ANNAPOLIS — Hampstead resident C.D. "Hap" Baker wears his disdain for gun-control legislation on his sleeve . . . and his coat . . . and his hat.
Baker, legislative liaison for the Carroll County Sportsmen's Association, is a walking advertisement against attempts to regulate firearms.
On a recent trip here to gather bills, the 66-year-old avid outdoorsman's ensemble included a National Rifle Association cap proclaiming "Self Defense -- It's My Right"; a button advocating "Crime Control Not Gun Control"; and a department store-style nameplate advising "Criminals Won't Wait 7 Days. Why Should You?"
And no gun-control hearings were scheduled that day.
And there he was Monday, in the front row of the legislature's largest hearing room, to testify against the governor's proposal to ban the future sale or transfer of 48 varieties of semiautomatic, military-style assault weapons. The legislation also would prohibit possession of the weapons unless acquired bythe owner prior to Oct. 1, 1992.
In his testimony, Baker called the administration bill "a crime against the honest gun owners of Maryland" that wouldn't help reduce crime on the streets.
Several other Carroll residents made the journey here to oppose the bill, claiming that it would be an infringement upon their right to possess firearms. No Carroll residents signed up to testify in support of the ban.
The administration is pushing for the prohibition because the weapons "have virtually no legitimate role in civilian society, but are encountered more and more frequently by law enforcement officials," the governor's office said in a written statement.
The Maryland Chiefs of Police Association bases its support for the bill upon "fear for the lives of our officers and for the lives of the citizens of Maryland" and says the legislation targets "a small number of firearms specifically designed to annihilate human beings."
But Baker, who teaches hunter education and firearm safety for the Department of Natural Resources, says the weapons are "nothing more than restyled guns used for target shooting and hunting."

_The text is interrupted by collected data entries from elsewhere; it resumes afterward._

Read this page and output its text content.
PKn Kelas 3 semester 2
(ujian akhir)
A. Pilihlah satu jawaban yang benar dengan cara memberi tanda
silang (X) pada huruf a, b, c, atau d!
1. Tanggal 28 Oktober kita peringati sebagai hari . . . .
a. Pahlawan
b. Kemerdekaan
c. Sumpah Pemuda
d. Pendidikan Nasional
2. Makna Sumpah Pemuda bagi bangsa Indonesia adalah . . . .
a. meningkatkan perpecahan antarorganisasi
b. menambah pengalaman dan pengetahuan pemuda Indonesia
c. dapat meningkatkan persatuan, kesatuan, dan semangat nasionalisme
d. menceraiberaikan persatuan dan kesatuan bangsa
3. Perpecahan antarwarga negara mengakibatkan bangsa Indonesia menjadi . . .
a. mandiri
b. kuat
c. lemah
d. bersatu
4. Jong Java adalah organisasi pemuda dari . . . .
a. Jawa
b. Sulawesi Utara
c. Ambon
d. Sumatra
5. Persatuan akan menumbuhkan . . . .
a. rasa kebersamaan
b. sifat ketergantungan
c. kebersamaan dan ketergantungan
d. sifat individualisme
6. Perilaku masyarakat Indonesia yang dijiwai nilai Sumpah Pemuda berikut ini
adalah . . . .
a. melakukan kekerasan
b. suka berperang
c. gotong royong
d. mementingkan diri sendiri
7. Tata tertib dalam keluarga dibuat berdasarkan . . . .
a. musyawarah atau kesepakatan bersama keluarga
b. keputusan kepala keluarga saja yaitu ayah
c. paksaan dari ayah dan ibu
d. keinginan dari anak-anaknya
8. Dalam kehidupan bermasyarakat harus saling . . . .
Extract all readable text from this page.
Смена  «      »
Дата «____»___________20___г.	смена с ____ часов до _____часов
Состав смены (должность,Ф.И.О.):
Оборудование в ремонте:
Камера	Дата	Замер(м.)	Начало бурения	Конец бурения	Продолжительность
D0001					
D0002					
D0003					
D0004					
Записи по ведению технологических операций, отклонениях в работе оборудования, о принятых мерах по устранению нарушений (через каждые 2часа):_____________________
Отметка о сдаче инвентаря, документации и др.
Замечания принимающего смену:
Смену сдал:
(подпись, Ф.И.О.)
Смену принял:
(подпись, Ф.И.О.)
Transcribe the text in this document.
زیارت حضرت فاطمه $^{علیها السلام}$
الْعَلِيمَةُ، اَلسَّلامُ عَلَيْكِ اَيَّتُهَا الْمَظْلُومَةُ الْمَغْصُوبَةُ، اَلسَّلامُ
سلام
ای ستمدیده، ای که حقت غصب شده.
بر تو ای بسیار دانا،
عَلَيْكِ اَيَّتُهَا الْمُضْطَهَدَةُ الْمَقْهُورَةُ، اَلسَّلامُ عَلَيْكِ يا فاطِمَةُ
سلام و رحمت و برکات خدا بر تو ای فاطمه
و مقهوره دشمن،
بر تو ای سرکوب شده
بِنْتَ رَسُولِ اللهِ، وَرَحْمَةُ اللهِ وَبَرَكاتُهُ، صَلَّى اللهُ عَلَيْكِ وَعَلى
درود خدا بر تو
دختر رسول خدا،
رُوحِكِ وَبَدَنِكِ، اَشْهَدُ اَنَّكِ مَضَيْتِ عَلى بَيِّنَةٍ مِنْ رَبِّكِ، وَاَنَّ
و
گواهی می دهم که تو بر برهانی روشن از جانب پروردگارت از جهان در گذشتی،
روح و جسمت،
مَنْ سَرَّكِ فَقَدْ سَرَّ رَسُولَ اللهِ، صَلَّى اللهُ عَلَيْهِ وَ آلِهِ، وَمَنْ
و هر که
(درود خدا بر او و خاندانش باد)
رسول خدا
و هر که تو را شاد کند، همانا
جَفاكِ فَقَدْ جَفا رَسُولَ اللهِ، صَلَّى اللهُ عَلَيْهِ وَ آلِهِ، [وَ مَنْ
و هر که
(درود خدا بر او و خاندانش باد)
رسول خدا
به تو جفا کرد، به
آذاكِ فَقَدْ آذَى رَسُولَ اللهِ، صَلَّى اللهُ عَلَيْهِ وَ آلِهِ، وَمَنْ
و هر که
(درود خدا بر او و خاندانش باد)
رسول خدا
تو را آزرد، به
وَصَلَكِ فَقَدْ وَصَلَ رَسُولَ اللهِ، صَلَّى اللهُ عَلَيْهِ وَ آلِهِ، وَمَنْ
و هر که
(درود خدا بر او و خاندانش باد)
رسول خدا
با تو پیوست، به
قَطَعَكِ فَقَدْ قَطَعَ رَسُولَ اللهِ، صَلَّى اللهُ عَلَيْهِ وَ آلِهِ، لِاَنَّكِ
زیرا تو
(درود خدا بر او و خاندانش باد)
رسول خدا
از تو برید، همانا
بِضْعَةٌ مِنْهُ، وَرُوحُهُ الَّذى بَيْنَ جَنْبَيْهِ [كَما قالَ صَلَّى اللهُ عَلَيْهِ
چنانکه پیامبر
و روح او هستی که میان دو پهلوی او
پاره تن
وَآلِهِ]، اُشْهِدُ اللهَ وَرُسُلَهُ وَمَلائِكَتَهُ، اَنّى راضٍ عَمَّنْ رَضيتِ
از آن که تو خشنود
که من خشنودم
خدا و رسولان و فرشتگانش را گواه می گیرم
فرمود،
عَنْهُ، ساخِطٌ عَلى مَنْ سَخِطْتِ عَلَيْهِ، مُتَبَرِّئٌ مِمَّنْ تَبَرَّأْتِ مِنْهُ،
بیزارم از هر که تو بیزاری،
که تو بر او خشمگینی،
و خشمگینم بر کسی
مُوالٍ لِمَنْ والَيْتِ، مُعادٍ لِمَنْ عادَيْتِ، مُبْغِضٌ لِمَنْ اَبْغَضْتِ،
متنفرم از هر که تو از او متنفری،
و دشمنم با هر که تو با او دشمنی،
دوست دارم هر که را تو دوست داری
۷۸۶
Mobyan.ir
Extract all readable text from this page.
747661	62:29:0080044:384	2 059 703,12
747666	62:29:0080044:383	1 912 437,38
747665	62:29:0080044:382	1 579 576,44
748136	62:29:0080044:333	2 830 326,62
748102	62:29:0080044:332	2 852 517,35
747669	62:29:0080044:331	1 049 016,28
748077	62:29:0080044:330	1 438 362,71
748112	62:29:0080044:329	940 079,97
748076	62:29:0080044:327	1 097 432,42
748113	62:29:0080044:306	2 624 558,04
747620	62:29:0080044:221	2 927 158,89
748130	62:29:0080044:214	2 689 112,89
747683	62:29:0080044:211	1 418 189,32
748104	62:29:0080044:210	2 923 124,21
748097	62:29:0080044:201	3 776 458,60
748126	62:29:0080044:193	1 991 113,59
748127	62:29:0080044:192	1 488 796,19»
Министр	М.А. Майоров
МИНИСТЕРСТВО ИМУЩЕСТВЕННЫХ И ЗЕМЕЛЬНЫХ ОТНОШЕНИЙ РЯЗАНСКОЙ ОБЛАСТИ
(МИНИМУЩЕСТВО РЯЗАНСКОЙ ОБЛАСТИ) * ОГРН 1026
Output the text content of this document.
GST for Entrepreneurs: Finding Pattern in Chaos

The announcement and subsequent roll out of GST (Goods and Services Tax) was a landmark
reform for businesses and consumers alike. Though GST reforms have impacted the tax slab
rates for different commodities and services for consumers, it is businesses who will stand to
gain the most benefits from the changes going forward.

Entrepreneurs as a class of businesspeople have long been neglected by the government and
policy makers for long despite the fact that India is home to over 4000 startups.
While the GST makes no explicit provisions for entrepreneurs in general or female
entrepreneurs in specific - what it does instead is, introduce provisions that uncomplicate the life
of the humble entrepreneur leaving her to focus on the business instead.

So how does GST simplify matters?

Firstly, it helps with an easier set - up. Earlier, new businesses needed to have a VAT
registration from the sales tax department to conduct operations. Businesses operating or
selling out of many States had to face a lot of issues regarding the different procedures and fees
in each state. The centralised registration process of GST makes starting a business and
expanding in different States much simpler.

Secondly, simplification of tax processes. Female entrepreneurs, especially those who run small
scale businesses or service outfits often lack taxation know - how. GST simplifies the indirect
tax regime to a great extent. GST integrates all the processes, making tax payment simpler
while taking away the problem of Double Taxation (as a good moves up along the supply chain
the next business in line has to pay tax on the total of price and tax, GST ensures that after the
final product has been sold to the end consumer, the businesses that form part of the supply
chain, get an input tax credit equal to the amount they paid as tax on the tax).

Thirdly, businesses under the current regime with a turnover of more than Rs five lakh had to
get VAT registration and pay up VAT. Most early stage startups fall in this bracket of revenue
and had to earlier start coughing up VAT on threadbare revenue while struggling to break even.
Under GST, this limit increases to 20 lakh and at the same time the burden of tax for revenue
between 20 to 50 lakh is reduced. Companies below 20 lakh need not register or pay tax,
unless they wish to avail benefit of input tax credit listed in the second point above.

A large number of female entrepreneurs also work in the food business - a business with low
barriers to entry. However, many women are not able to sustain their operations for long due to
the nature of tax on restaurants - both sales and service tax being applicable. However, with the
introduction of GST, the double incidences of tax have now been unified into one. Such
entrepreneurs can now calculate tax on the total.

He says "so much hype about so-called assault weapons" has misled the public and raised fears that are unwarranted.
"The demonstrations are always with Hollywood-style fully automatic weapons," he said. "The implication is that a semiautomatic gun is the same as fully automatic."
Semiautomatics are self-loading and fire one shot each time the trigger is pulled, while automatics fire as long as the trigger is held.
Mount Airy resident Paul H. Smith, 38, a retired National Park Service historian, presented the House Judiciary Committee his interpretation of the Second Amendment guaranteeing the right to keep and bear arms and the writings of the nation's founding fathers on the subject.
Under his interpretation, every "law-abiding, peaceful citizen" has the right to possess weapons of the latest technology, without restrictions.
"By going after legal gun owners, they're going after the easy targets because they failed in going after criminals," said Smith.
Three Carroll delegates -- Republicans Richard C. Matthews and Donald B. Elliott and Democrat Richard N. Dixon -- oppose the legislation. Del. Lawrence A. LaMotte, D-Carroll, Baltimore, voted last year for a similar administration bill, which passed the House but was killed by a Senate committee.
"I just don't think any of this gun legislation hasbeen effective," said Elliott. "The way to go is to be tougher on criminals."